This blog is an excerpt from GovLoop’s recent industry perspective, Powering the Public Sector’s Next-Generation Data Center with Flash Storage. Download the full perspective here.
The next-generation data center will be a more agile, scalable and automated infrastructure, enabling enterprise users to respond quickly to changing requirements and expand capacity and performance on demand without downtime. To that end, data center managers need storage systems that will let them deploy new applications faster and with greater agility. Flash drives are more efficient and faster than spinning disk drives, allowing government agencies to store more data in less space and access it faster – in effect, letting users access information as they need it, in the fashion they need it in a cost effective way.
Federal data centers are undergoing a long overdue makeover. Agencies’ efforts to consolidate and optimize data centers are vital components of the federal government’s move toward an information technology portfolio that is more efficient, effective, secure and better able to deliver world-class services to the public in this evolving digital era.
The next-generation data center must be more agile, scalable and automated than traditional data centers, allowing the government workforce to respond quickly to changes and expand capacity and performance on demand without interruption.
As government data continues to grow exponentially, data center managers and storage administrators must move beyond outdated storage technology and siloed point solutions to manage storage issues and workloads in a way that helps the workforce derive real meaning from data.
In the past, data center managers would have to add many extra spinning disks to get the performance they needed, but would then wind up adding more storage than needed, which added additional cooling and power needs.
Now, data center managers need storage systems that will let them deploy new applications faster and with greater agility. Flash drives are more efficient and faster than spinning disk drives, allowing government agencies to store more data in less space and access it faster. Today, flash storage is past the disruptor phase and is the standard storage technology enterprises and government agencies are putting into next-generation data centers.

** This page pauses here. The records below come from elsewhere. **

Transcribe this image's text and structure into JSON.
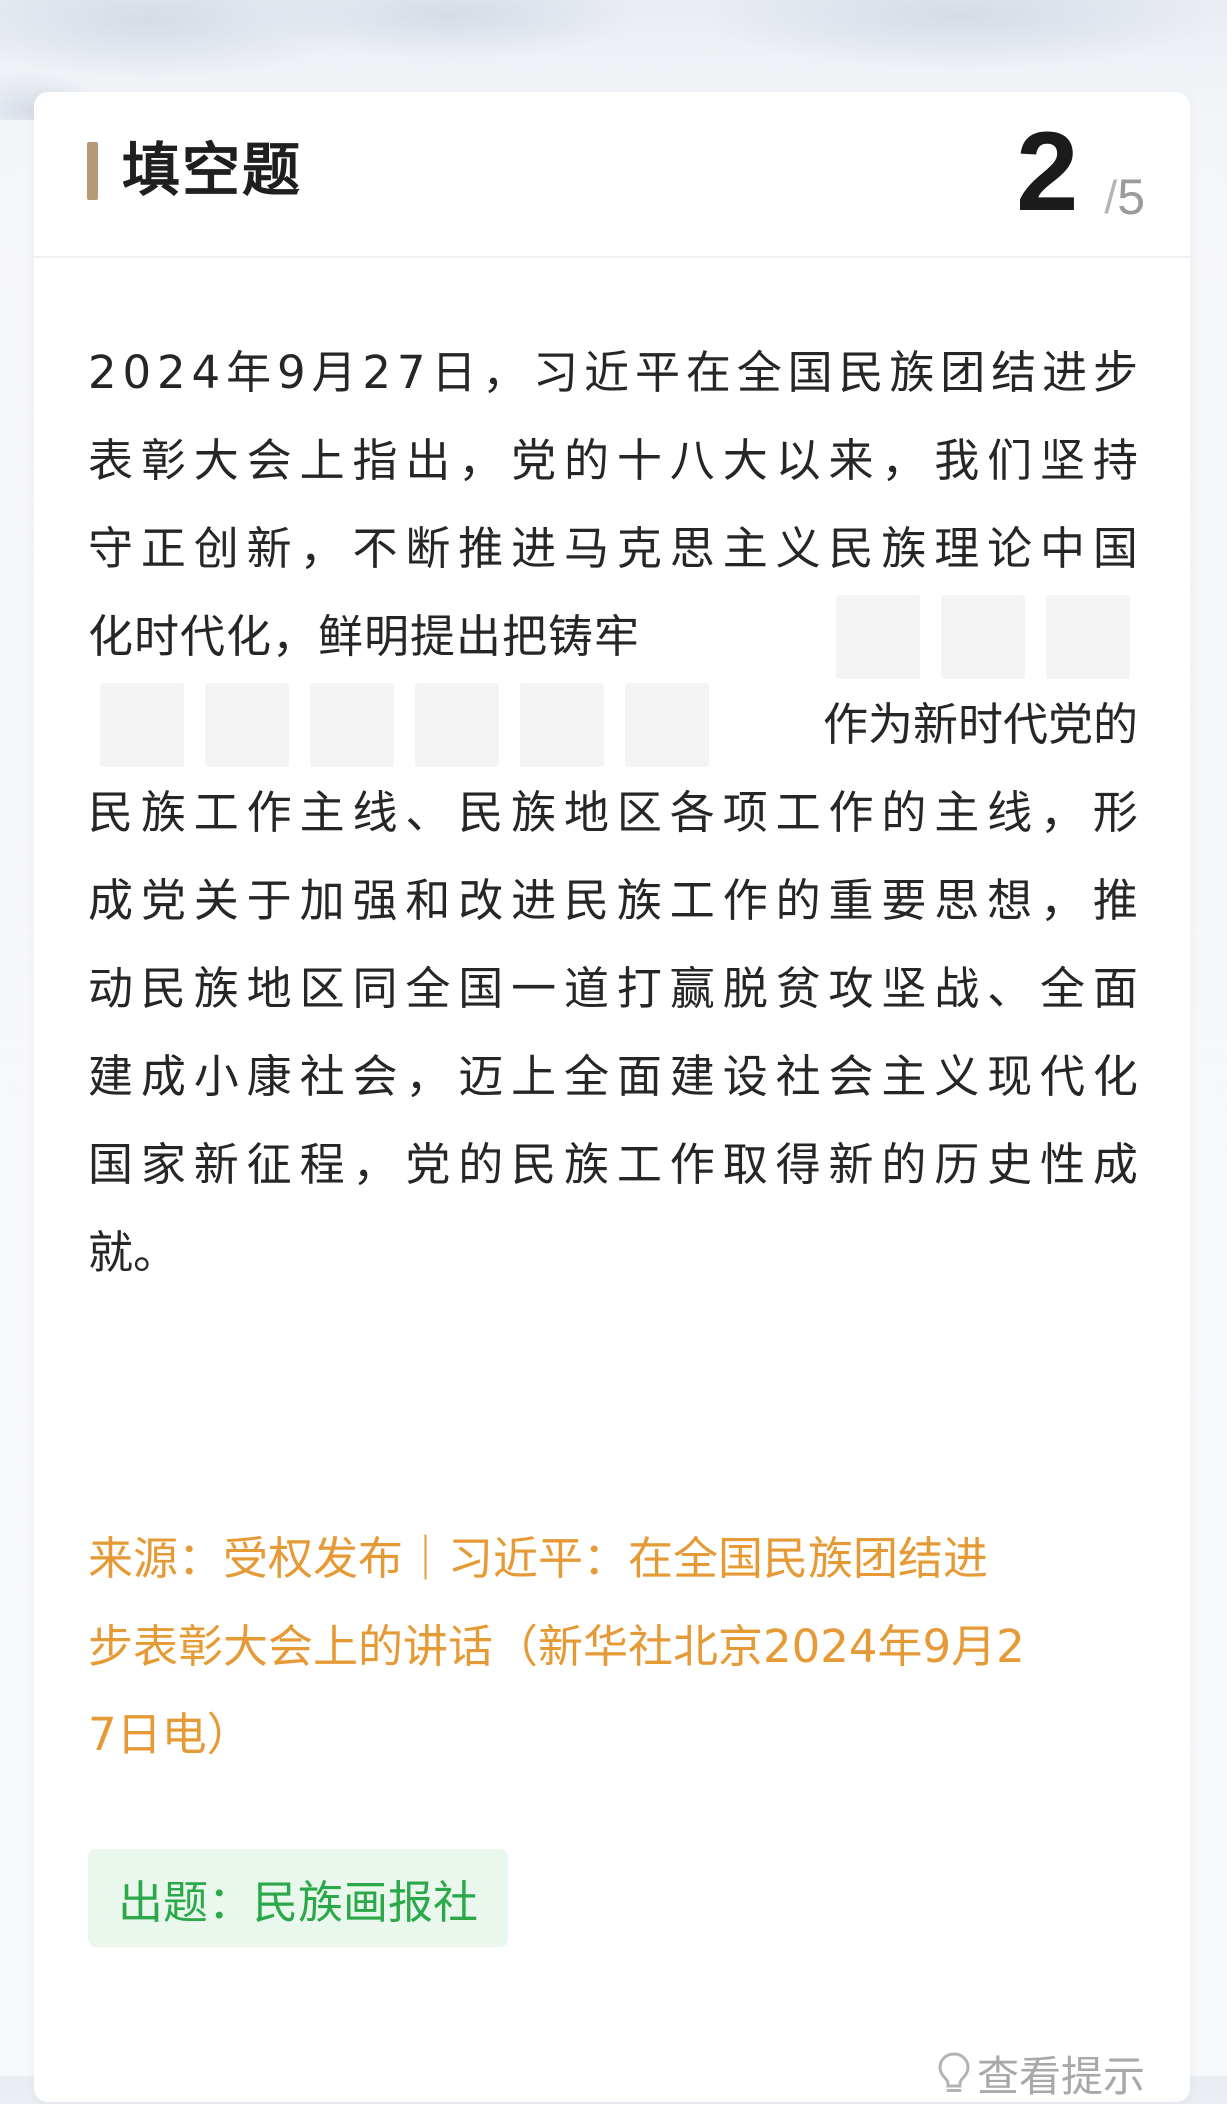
{
  "header": {
    "title": "填空题",
    "current": "2",
    "separator": "/",
    "total": "5"
  },
  "question": {
    "line1": "2024年9月27日，习近平在全国民族团结进步",
    "line2": "表彰大会上指出，党的十八大以来，我们坚持",
    "line3": "守正创新，不断推进马克思主义民族理论中国",
    "line4_text": "化时代化，鲜明提出把铸牢",
    "line5_text": "作为新时代党的",
    "line6": "民族工作主线、民族地区各项工作的主线，形",
    "line7": "成党关于加强和改进民族工作的重要思想，推",
    "line8": "动民族地区同全国一道打赢脱贫攻坚战、全面",
    "line9": "建成小康社会，迈上全面建设社会主义现代化",
    "line10": "国家新征程，党的民族工作取得新的历史性成",
    "line11": "就。",
    "blank_count": 9
  },
  "source": {
    "line1": "来源：受权发布｜习近平：在全国民族团结进",
    "line2": "步表彰大会上的讲话（新华社北京2024年9月2",
    "line3": "7日电）"
  },
  "author": {
    "label": "出题：民族画报社"
  },
  "hint": {
    "label": "查看提示",
    "icon": "lightbulb-icon"
  },
  "colors": {
    "accent_bar": "#b69a78",
    "source_text": "#e69a36",
    "author_text": "#2aa84a",
    "author_bg": "#e9f7ec"
  }
}
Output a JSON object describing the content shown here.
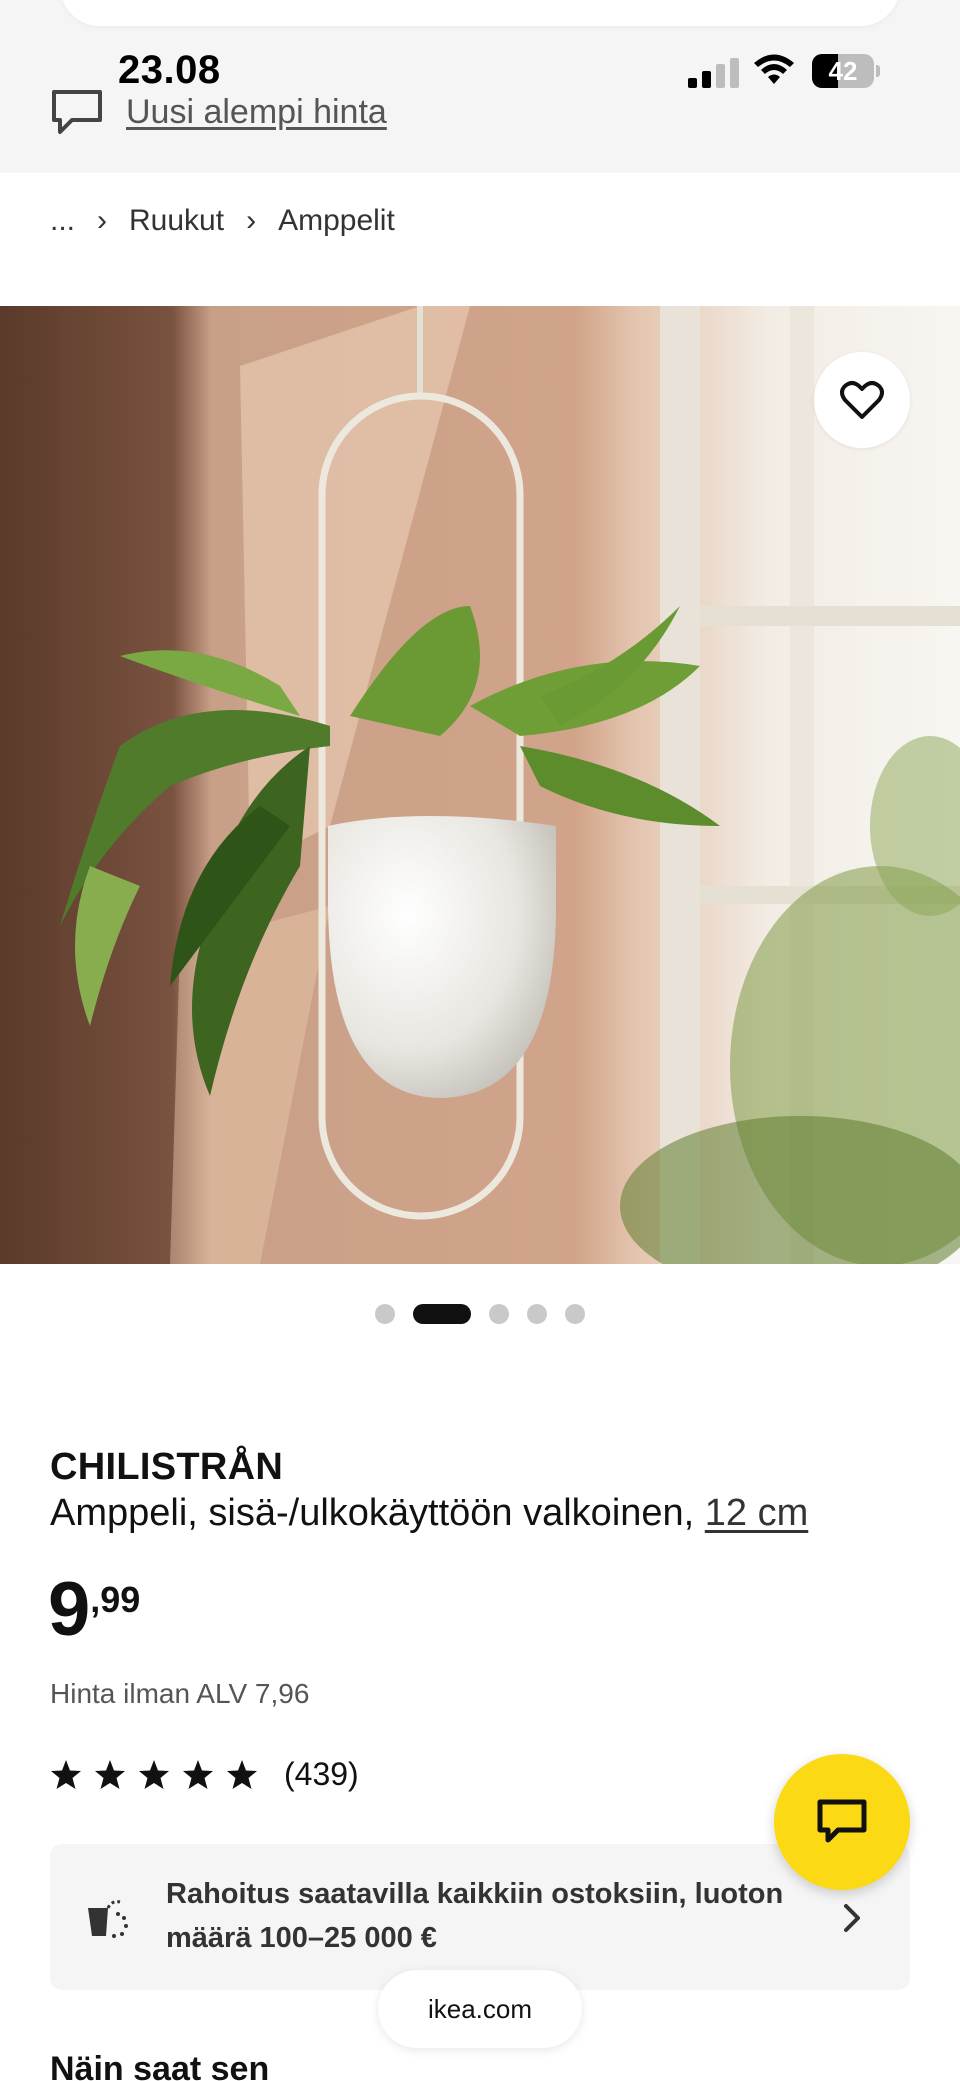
{
  "status_bar": {
    "time": "23.08",
    "battery_percent": "42",
    "battery_level": 0.42,
    "signal_bars_active": 2,
    "signal_bars_total": 4
  },
  "top_bar": {
    "link_label": "Uusi alempi hinta",
    "link_icon": "chat-bubble-icon"
  },
  "breadcrumb": {
    "items": [
      "...",
      "Ruukut",
      "Amppelit"
    ],
    "separator_icon": "chevron-right-icon"
  },
  "gallery": {
    "favorite_icon": "heart-icon",
    "image_count": 5,
    "active_index": 1
  },
  "product": {
    "name": "CHILISTRÅN",
    "description": "Amppeli, sisä-/ulkokäyttöön valkoinen, ",
    "size": "12 cm",
    "price_integer": "9",
    "price_decimal": ",99",
    "vat_note": "Hinta ilman ALV 7,96",
    "rating_stars": 5,
    "review_count": "(439)"
  },
  "financing": {
    "text": "Rahoitus saatavilla kaikkiin ostoksiin, luoton määrä 100–25 000 €",
    "icon": "credit-cart-icon",
    "chevron_icon": "chevron-right-icon"
  },
  "chat_button": {
    "icon": "chat-icon"
  },
  "browser": {
    "url": "ikea.com"
  },
  "next_section": {
    "heading": "Näin saat sen"
  },
  "colors": {
    "accent_yellow": "#fbd914",
    "text_dark": "#111111",
    "panel_gray": "#f5f5f5"
  }
}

In this industry perspective, GovLoop, NetApp, a leader in flash storage solutions, and its value-added reseller partner, ThunderCat Technology, will discuss ways in which federal agencies can optimize their data centers.
Flash Storage: From Disruptor to Storage of Choice
Flash storage offers high-performance capability without consuming much rack-unit space, so agencies save on capital expenditures, including power usage and cooling requirements – all of which help agencies align with the federal government’s data center consolidation and optimization mandates.
Spinning hard disk drives have been the predominant storage technology over the last 30 years, consuming a lot of power and generating a lot of heat. Flash storage runs cooler without the same airflow requirements. Some reports indicate that flash storage consumes as little as 20 percent of the power of a traditional spinning hard drive and read as much as 100 times faster.
An all-flash array is a solid-state storage disk system that contains multiple flash memory drives instead of spinning hard disk drives. Flash memory, which has no moving parts, is a type of nonvolatile memory that can be erased and reprogrammed in units of memory called blocks.
Flash storage is a variation of erasable programmable read-only memory (EEPROM), which got its name because the memory blocks can be erased in a single action or “flash.” A flash array can transfer data to and from solid state drives (SSDs) much faster than electromechanical disk drives. Flash storage uses electricity to store data in addressable locations on a fixed, thin layer of oxide, so data is retained even when the power is off.
Virtual desktops and databases are the two biggest applications targeted for flash arrays because they generate a lot of random reads. In fact, most of the workloads in data centers today have a highly random, volatile component.
Archival storage is probably not suited for flash. While it could be put on flash and analytics could be performed on the data, “from a cost perspective it probably just doesn’t make sense still at this point when you talk about the archival side,” Kurt Steege, CTO of ThunderCat said.
“What we’ve done is we’ve taken the ability to read data and write data, and we’ve just made it faster,” said Jeramiah Dooley, Principal Architect in the SolidFire Office of the CTO at NetApp. Flash is starting to become cost efficient enough that it can be used in lots of places where it wasn’t used before. Organizations are also getting value out of the software that’s running on top of it, such as data deduplication, compression and data replication software. Agencies are looking at issues such as how to scale data and how to protect workloads from one another inside a single storage cluster.
“Those are the things that I think are really enabling the federal space — the enterprise space in general – to look at storage as more than just something that fits into the data center and turning it into something that can be useful or relevant in how they deliver services up to their end users,” Dooley said.